Lorsque, le 2 septembre au soir, a surgi sur l’écran géant la terrible photo du petit Aylan, 3 ans, échoué sans vie sur une plage turque, le vaste public n’a pas bronché. Visa pour l’image, le festival international de photojournalisme de Perpignan, remplissait son devoir. Montrer le monde comme il ne va pas, pour rappeler que le photoreportage sert à quelque chose plutôt qu’à rien. Malgré la précarité croissante de leur profession, les vigies de l’actualité restent plus que jamais indispensables à notre bonne information. Le public, sevré de grands reportages photographiques, ne s’y trompe pas. Dès l’ouverture du festival 2015, il se pressait dans la trentaine d’expositions proposées. A leur fermeture, trois semaines plus tard, comme d’habitude plus de 200 000 personnes auront à coup sûr fréquenté les lieux. C’est deux fois plus que la moyenne des Rencontres d’Arles, l’autre grand rendez-vous français de la photo, d’une durée de trois mois. Mais celui-ci ne s’encombre pas du journalisme visuel.
Or, les photographes les plus nécessaires ne sont pas des artistes. Ces éclaireurs vont là où les autres – nous tous – ne vont pas. Comme, cette année, à Visa pour l’image, Daniel Berehulak, qui a couvert pour le New York Times l’épidémie d’Ebola en Afrique de l’Ouest, livrant un époustouflant reportage, aussi documenté que maîtrisé.
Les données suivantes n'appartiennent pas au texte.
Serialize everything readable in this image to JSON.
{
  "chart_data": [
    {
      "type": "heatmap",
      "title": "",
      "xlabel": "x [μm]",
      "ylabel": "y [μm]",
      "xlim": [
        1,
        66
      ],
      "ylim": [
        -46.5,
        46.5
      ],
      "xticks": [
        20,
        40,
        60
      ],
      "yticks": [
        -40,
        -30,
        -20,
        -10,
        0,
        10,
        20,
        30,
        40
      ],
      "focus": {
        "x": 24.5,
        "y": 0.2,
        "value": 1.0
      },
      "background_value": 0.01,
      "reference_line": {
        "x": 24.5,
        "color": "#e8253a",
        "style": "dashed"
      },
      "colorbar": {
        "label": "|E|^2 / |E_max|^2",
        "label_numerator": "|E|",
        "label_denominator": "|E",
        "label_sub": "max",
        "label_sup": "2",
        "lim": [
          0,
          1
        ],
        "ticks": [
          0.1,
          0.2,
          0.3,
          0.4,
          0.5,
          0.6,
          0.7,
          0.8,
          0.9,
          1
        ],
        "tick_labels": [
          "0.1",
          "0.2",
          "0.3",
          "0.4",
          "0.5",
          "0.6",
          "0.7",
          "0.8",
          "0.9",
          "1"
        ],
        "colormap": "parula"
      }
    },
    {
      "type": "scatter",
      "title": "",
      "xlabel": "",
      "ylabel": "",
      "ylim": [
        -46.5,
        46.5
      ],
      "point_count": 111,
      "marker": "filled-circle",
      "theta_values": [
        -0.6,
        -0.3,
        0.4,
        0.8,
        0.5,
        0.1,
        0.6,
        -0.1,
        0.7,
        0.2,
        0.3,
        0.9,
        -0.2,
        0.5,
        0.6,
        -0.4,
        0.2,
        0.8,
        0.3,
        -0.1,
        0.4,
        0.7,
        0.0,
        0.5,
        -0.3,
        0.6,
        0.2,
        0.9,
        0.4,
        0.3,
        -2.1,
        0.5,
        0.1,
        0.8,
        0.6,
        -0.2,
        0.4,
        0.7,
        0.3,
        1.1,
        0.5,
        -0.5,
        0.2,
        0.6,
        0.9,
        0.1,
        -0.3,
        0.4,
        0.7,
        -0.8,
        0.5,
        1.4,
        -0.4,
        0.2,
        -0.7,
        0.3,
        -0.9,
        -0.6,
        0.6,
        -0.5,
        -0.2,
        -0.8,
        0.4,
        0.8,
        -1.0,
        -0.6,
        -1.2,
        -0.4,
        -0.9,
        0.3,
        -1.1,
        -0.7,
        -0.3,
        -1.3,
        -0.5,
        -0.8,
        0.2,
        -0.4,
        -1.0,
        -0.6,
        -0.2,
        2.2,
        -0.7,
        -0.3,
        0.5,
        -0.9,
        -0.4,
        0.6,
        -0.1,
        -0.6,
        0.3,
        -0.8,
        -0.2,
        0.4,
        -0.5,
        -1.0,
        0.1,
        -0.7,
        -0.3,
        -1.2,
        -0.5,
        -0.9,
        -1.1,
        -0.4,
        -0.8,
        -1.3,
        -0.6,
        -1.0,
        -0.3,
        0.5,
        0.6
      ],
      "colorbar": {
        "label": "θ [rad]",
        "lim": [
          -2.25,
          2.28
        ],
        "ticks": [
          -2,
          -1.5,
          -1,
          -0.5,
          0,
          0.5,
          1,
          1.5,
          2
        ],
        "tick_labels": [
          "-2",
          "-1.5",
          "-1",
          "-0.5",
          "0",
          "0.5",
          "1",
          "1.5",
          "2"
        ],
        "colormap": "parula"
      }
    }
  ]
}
Ou la tête brûlée Bülent Kiliç, de l’AFP, qui dans les chaos de Kiev ou de Kobané pousse à bout le don d’être au bon moment, au bon endroit, à la bonne distance.
La violence du monde aujourd’hui, c’est aussi les Espagnols les plus démunis expulsés de force de leur logement, petites crises dans la grande crise documentées avec tant de justesse par Andres Kudacki. C’est enfin – le moment le plus poignant du festival – l’agonie des parents de la photographe Nancy Borowick, tous deux atteints de cancers incurables et qui s’éteignent devant leur fille. C’est si bouleversant que l’on ne sait plus, devant ou derrière l’objectif, qui fait preuve de plus de dignité, de force et d’amour
«Visa pour l’image». Perpignan.Jusqu’au 13 septembre.